AMAÇ TUTSAKLARI TECRİT ETMEK
Tutsaklara para yatırmanın örgütü finanse etmek olarak yansıtılmasını nasıl değerlendiriyorsunuz?
Türkiye'de milyonlarca insan örgüt üyeliğinden yargılanıyor. Dolayısıyla her para yatırma işlemi bir soruşturmaya konu edilecekse insanlar bir zaman sonra çok zor durumda olan bir tutsağa tanışıklığı olsa bile para yatırmaktan geri duracaktır. Maalesef bu soruşturmalarla çok insani olan yaklaşımlar dahi sergilenemeyecektir. Bu dosyada amaç tutsakları tecrit etmek toplumla bağını koparmak dışarda bulunan kişileri soruşturmalarla korkutmaktır.
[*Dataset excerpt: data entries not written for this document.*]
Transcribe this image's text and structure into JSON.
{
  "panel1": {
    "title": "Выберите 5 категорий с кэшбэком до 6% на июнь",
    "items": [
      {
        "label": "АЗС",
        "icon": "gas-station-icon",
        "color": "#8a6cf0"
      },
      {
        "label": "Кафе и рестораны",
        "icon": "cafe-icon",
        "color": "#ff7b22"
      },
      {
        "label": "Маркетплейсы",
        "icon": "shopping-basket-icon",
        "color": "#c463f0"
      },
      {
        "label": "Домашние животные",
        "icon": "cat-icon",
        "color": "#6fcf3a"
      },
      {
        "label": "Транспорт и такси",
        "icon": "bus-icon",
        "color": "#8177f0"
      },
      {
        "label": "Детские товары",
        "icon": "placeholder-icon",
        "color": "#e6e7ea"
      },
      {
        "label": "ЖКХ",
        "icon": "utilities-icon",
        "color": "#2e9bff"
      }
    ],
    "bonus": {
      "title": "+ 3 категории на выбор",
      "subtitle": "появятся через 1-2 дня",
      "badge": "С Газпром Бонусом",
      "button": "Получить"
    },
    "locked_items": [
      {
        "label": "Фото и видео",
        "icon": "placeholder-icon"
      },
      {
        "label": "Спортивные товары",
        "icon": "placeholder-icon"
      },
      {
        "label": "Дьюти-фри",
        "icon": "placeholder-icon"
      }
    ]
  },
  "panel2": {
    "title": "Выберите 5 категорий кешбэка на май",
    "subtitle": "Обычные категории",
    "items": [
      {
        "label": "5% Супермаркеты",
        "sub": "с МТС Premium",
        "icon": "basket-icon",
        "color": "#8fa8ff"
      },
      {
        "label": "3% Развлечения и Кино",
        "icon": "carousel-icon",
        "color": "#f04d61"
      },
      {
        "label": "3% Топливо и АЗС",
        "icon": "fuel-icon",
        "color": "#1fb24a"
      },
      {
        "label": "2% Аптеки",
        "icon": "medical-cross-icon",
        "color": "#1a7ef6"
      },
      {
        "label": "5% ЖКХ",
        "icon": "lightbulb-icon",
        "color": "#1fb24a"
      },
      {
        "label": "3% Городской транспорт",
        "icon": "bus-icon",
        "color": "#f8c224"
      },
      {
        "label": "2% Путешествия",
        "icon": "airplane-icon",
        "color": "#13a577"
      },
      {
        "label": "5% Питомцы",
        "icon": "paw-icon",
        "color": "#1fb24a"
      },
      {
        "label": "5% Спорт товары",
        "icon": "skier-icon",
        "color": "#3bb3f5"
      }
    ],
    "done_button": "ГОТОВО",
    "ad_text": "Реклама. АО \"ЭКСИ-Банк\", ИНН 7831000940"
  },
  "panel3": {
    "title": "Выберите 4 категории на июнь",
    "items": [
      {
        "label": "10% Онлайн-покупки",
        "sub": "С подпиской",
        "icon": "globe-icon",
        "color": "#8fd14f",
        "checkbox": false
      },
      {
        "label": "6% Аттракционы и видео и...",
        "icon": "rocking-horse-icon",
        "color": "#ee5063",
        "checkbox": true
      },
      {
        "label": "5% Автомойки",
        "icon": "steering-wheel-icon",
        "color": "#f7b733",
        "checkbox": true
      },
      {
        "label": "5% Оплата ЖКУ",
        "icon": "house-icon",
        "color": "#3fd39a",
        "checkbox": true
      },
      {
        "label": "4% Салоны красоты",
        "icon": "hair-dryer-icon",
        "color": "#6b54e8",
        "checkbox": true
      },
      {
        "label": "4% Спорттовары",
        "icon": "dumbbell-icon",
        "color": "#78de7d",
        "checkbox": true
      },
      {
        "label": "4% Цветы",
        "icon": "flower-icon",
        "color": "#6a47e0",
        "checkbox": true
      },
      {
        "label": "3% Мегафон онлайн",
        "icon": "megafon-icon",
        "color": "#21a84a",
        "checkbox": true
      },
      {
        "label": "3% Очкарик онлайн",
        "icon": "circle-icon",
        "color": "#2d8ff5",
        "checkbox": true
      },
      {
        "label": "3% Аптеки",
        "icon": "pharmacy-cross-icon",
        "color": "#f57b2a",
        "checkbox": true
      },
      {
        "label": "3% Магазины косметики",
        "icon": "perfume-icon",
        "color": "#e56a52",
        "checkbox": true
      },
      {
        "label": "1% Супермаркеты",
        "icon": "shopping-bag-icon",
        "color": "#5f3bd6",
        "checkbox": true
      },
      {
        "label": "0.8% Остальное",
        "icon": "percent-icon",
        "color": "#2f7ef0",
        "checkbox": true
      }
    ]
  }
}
DELİ OLMAYACINA ÖRGÜT ÜYELİĞİNE SUÇ ÜRETİLMEYE ÇALIŞIMIŞ
Soruşturmanın ilk başlatıldığı gerekçe (örgüte finans sağlama) ile tutuklama sevk (örgüt üyeliği) gerekçesinin farklılaşması bu tür soruşturmalar bakımından ne anlama geliyor?
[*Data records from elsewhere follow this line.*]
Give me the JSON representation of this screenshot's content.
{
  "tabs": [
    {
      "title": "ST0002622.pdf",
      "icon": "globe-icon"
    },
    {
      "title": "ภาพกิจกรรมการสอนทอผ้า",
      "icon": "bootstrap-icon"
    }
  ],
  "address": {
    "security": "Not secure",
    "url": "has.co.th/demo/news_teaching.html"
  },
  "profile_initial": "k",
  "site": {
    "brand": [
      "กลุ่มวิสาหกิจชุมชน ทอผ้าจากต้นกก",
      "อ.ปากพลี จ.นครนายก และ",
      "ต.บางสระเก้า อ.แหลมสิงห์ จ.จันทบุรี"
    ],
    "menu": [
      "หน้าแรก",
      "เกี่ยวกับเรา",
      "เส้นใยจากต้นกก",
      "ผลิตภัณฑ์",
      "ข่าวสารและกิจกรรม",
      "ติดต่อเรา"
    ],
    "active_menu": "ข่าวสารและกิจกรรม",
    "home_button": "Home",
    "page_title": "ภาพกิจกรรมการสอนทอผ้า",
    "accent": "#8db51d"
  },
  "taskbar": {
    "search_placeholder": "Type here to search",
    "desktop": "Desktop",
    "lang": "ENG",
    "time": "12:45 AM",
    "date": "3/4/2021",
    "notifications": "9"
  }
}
Örgüte finansman sağlama suçunun unsurları oluşmamakla birlikte bu suç tutuklamaya sebeplerinden olan katalog suçlardan değildir. Ayrıca dosyada örgüte finans olarak değerlendirebilecek bir eylem bulunmadığından örgüt üyeliği sevk maddesiyle aslında bir suç üretilmeye çalışılmış söz konusu dosya müvekkillerin katılmış oldukları barışçıl gösterilerde dosya kapsamına alınarak dosya meşru bir zemine oturtulmaya çalışılmıştır.